Chair, Professor DAVID B. EDWARDS
Professors: M. F. BROWN, D. EDWARDS, JACKALL**. Associate Professor: JUST. Assistant Professors: BACON, CRIST, FOIAS*, NOLAN**. Visiting Assistant Professor: CHURCHILL§, MONNIER, TOSTEVIN.
The Department of Anthropology and Sociology at Williams aims to help students achieve an integrated understanding of biography, history, culture, and social structure in both traditional and modern societies.
Anthropology explores the full range of human experience by introducing students to the study of tribal and peasant societies, especially those on the periphery of the West, as well as to the cultural complexities of stratified, industrial societies such as our own. Integrated with the study of specific peoples is an examination of the various analytical schemes anthropologists have developed to understand them. Courses offered in the department represent two of Anthropology's major subfields: sociocultural anthropology-that is, the comparative study of human social life, institutions, and beliefs-and archaeology, the study of the origins and lifeways of prehistoric peoples.
Sociology studies the social and institutional intricacies of modern industrial societies and the social psychological dilemmas facing the individual in our epoch. Sociology courses introduce students to classical and contemporary social thought about men and women and society, to the systematic analysis of social institutions and social interaction, and to the social analysis of modern culture. The Sociology major at Williams emphasizes the humanistic tradition of sociology, stressing qualitative approaches to understanding how social reality is constructed.
The department offers separate majors in both Anthropology and Sociology, with a broad and diverse array of courses in both disciplines. The department is committed, however, to the unity of the social sciences. To this end, Anthropology and Sociology offer joint core courses in methodology and theory, as well as several elective courses in common. All joint courses are designated "ANSO."
For the degree in Anthropology or Sociology, students must complete a minimum of nine courses as outlined below:
(1) Core Courses. Majors in both disciplines must take a sequence of four core courses. Three of these are joint (ANSO) courses. The sequences are:
Anthropology ANTH 101 The Scope of Anthropology
Sociology SOC 101 Invitation to Sociology
Joint (ANSO) ANSO 205 Ways of Knowing, ANSO 305 Social Theory,
ANSO 402 Senior Seminar
(2) Elective Courses. Majors in Anthropology or Sociology must take five elective courses from the course listings of their respective disciplines or from the joint ANSO listings. Two of the courses chosen are normally at the 300 level or above. In close consultation with their departmental advisors, students may take some selected courses from other disciplines to fulfill major requirements in either Anthropology or Sociology.

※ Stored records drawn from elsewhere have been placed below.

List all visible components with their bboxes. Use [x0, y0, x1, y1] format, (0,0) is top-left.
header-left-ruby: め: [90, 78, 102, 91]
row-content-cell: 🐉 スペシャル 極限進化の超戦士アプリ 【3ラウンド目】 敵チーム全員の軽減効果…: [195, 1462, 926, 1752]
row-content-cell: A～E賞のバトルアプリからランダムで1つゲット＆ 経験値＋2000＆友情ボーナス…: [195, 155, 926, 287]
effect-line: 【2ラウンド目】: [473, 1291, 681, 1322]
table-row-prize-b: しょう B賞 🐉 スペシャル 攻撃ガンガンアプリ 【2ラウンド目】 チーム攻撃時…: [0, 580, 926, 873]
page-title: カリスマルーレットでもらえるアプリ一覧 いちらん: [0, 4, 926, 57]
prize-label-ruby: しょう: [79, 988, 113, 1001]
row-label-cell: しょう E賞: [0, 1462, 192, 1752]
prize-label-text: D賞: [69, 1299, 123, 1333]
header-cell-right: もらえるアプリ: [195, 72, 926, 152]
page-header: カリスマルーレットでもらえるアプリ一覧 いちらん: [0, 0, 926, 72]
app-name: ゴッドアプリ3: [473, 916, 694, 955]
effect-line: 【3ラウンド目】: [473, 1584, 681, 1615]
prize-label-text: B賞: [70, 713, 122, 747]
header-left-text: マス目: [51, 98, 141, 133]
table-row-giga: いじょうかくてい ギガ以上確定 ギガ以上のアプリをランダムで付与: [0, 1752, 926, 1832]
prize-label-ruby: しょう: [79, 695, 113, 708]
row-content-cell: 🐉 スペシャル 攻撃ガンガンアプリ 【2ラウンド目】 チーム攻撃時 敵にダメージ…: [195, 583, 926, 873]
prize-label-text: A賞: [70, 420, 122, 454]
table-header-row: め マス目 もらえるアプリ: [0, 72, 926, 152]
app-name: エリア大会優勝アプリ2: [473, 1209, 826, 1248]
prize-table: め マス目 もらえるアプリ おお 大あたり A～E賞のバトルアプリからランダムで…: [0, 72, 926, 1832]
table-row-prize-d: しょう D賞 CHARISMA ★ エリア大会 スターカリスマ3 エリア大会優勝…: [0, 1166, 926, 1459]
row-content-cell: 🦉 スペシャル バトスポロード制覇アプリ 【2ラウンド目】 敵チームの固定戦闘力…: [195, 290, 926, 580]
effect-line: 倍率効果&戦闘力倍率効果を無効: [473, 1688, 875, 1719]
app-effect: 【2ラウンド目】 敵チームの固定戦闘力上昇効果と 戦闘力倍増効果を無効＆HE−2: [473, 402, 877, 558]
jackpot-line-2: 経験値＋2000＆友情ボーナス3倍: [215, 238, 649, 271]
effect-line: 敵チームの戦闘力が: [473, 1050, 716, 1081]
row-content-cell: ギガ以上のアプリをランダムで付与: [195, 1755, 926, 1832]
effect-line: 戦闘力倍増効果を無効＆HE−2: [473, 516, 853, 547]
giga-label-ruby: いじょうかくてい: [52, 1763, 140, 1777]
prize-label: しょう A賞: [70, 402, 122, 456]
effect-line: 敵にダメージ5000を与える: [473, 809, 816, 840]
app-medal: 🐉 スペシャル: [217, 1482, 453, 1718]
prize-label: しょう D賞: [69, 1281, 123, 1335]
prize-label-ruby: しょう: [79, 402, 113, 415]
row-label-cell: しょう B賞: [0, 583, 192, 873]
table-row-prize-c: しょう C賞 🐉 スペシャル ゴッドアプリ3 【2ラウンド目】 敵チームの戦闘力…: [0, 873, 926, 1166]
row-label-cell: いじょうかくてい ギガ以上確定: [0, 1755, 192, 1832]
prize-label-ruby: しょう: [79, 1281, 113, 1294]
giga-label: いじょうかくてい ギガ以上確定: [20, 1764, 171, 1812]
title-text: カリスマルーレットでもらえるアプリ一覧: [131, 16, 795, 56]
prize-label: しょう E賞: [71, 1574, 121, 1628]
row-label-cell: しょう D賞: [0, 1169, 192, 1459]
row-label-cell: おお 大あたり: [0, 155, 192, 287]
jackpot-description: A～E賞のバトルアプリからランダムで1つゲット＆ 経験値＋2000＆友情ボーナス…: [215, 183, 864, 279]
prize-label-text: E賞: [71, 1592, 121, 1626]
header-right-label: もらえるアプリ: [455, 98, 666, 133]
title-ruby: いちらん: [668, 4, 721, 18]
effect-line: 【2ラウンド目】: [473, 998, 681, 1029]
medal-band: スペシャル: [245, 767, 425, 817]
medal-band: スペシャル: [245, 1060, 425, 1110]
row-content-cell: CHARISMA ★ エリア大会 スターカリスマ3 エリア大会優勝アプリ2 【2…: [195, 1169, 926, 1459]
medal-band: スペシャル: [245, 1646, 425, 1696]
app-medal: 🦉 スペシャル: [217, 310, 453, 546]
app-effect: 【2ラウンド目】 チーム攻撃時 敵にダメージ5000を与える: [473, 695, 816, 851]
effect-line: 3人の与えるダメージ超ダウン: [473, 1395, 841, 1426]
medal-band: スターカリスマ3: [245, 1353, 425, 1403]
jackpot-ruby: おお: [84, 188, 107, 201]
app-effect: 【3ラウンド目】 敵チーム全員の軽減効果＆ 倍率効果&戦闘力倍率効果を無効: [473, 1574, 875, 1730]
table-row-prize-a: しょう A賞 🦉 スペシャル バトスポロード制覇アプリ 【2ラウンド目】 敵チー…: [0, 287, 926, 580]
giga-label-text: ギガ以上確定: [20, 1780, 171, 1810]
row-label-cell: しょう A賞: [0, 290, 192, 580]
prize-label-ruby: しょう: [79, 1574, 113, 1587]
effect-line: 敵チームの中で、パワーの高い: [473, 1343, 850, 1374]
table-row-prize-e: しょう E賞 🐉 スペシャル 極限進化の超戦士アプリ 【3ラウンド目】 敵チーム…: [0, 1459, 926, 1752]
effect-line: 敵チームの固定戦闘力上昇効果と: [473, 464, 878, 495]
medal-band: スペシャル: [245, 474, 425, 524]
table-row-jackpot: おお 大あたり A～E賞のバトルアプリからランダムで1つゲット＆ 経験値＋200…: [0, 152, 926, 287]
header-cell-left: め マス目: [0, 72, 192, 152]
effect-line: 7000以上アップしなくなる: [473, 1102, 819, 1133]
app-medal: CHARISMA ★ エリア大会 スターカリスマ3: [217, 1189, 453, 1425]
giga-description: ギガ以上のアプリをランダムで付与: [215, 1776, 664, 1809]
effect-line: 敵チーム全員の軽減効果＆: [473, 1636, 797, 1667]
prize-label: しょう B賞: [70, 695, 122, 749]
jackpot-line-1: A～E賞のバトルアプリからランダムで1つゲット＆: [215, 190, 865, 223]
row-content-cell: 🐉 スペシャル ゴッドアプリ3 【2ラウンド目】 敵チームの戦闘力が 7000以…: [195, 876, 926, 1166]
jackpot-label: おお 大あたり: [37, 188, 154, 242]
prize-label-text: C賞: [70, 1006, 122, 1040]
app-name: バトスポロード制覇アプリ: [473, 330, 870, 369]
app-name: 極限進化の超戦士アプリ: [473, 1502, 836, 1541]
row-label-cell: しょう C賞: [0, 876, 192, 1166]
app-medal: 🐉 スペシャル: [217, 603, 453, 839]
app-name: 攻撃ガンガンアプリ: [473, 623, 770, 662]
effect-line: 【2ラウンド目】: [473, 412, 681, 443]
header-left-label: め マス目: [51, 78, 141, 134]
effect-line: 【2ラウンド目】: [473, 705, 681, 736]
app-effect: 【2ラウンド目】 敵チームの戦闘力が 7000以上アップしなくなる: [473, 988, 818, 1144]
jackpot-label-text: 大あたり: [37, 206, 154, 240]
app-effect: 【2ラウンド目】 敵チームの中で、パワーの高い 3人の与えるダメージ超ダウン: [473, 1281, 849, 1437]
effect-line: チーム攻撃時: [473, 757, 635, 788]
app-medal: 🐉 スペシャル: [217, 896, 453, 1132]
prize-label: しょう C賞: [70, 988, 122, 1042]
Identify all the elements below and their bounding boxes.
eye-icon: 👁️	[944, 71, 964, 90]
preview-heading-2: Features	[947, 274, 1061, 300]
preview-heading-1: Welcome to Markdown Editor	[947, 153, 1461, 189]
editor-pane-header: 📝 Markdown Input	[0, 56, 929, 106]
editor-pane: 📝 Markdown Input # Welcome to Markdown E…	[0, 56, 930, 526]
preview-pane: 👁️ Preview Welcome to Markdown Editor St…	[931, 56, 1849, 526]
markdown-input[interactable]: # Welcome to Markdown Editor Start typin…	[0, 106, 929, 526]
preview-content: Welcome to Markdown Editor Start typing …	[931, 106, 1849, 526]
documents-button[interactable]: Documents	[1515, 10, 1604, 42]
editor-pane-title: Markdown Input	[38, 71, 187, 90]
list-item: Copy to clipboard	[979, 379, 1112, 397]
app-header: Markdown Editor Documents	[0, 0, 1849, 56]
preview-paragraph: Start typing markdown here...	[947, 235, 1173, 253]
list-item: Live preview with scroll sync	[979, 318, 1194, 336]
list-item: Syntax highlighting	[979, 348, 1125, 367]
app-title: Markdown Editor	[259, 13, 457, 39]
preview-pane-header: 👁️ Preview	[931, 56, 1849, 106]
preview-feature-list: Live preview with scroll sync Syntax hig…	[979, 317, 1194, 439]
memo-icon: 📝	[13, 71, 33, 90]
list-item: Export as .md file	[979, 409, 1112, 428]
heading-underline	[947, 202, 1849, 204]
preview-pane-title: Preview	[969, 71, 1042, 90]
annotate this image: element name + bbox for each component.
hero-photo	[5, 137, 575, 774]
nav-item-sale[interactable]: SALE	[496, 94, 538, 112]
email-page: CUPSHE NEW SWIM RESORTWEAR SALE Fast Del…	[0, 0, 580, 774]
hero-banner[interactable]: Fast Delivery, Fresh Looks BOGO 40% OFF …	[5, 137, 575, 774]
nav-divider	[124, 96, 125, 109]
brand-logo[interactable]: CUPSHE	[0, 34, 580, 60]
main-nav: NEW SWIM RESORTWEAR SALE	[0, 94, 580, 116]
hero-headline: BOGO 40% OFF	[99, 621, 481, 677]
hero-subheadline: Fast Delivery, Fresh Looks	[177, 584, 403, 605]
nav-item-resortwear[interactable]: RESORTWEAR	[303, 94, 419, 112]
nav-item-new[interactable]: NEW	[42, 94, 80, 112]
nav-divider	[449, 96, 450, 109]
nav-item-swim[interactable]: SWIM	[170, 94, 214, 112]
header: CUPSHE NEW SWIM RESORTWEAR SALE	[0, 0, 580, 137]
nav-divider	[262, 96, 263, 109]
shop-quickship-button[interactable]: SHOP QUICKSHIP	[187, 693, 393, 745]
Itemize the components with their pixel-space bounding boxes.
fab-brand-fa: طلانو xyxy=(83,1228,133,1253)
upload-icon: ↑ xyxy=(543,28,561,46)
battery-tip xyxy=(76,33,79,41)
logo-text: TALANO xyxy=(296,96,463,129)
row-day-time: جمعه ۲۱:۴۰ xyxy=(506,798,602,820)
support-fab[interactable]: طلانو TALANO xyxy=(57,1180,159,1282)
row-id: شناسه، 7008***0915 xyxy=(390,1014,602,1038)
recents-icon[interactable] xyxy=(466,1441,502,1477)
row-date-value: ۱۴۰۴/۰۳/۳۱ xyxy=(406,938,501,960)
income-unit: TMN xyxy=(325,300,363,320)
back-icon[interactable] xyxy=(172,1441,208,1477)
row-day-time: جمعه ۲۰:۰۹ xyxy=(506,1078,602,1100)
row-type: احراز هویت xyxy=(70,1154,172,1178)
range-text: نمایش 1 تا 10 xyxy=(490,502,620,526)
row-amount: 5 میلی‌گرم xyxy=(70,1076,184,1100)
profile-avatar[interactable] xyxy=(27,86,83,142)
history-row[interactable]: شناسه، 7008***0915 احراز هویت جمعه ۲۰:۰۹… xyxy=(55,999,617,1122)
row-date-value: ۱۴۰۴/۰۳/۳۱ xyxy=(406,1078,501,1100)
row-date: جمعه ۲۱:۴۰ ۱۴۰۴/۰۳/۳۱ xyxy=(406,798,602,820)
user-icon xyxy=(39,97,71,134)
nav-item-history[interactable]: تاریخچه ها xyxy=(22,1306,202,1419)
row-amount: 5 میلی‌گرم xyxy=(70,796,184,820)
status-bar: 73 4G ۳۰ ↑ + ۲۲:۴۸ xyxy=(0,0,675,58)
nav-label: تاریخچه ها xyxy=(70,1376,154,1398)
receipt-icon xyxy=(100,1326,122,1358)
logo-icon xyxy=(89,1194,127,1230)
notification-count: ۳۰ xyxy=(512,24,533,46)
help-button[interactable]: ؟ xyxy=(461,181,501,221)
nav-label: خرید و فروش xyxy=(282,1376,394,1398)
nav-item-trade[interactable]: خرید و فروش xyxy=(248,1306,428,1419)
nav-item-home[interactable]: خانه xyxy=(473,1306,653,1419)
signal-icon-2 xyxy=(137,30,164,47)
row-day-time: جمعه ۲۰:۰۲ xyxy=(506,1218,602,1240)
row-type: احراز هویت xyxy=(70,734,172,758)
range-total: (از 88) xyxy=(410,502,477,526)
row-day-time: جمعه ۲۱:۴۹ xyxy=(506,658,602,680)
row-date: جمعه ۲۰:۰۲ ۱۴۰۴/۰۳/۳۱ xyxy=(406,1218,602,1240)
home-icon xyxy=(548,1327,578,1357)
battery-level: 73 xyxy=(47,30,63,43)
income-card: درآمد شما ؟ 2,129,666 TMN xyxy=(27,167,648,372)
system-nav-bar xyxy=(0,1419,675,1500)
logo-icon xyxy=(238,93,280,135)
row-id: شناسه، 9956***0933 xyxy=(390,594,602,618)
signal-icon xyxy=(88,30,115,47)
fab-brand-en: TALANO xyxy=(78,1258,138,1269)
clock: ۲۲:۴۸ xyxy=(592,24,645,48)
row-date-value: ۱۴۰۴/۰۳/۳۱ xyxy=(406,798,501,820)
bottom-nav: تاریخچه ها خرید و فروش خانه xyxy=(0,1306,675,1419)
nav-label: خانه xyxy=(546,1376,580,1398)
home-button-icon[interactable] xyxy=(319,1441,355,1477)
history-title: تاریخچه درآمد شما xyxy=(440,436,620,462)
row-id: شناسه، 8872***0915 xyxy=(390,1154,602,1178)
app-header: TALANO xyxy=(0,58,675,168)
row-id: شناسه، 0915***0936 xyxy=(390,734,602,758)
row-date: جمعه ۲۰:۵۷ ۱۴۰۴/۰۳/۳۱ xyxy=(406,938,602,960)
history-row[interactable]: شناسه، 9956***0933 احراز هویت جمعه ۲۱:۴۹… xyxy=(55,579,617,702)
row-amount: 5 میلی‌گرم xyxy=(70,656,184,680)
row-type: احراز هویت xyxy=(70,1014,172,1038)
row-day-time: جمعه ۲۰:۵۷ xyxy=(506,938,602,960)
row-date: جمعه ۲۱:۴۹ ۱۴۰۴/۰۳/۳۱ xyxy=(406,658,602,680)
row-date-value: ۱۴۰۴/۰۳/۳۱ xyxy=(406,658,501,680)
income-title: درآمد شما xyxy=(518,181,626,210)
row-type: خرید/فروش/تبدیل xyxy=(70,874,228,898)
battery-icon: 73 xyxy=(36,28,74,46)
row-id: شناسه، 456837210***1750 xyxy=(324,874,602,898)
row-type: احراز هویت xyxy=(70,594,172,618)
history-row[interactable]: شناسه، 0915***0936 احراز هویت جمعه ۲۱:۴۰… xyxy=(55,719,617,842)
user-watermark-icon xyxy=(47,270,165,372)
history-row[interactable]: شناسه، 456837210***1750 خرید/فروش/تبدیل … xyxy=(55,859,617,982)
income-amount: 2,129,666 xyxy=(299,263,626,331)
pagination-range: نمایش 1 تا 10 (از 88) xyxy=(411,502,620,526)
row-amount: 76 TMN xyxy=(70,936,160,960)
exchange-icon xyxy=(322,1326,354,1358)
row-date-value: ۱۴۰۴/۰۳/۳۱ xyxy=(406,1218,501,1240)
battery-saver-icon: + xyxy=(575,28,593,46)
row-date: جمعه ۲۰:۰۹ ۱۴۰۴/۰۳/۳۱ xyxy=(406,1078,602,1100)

AREA STUDIES CONCENTRATION
Students who wish to combine a major in Anthropology or Sociology with an Area Studies concentration are encouraged to do so. Courses taken to satisfy an Area Studies requirement may be counted toward the major with prior approval of a student's departmental advisor. The only exception to this rule is the Area Studies senior seminar, which cannot ordinarily be counted toward the Anthropology or Sociology degree.
LANGUAGE STUDY, STUDY ABROAD, AND WINTER STUDY
Departmental advisors will help interested students integrate a major with study abroad, foreign language study, or field research during the winter study period. The department encourages Williams students to take advantage of established foreign study programs in Egypt, Japan, India, Hong Kong, and various European and African countries. Because some foreign study programs do not offer courses that can be counted toward the Anthropology or Sociology degrees, however, sophomores planning to study abroad in junior year must consult with the departmental advisor before declaring a major.
THE DEGREE WITH HONORS IN ANTHROPOLOGY OR SOCIOLOGY
Honors and highest honors are normally awarded for the completion of a year-long research project that has resulted in an original thesis of high quality. Students wishing to write an honors thesis should engage a member of the department faculty as a Thesis Advisor as soon as possible and must submit a proposal for the thesis for department approval no later than preregistration in the spring of the junior year. If the proposal is approved, they will be permitted to register for Anthropology and Sociology 493-W031-494, during which they will write and defend a thesis. If their overall work in the major continues to be of high quality and the thesis is deemed of a similar quality, they may be awarded honors or highest honors in Anthropology or Sociology.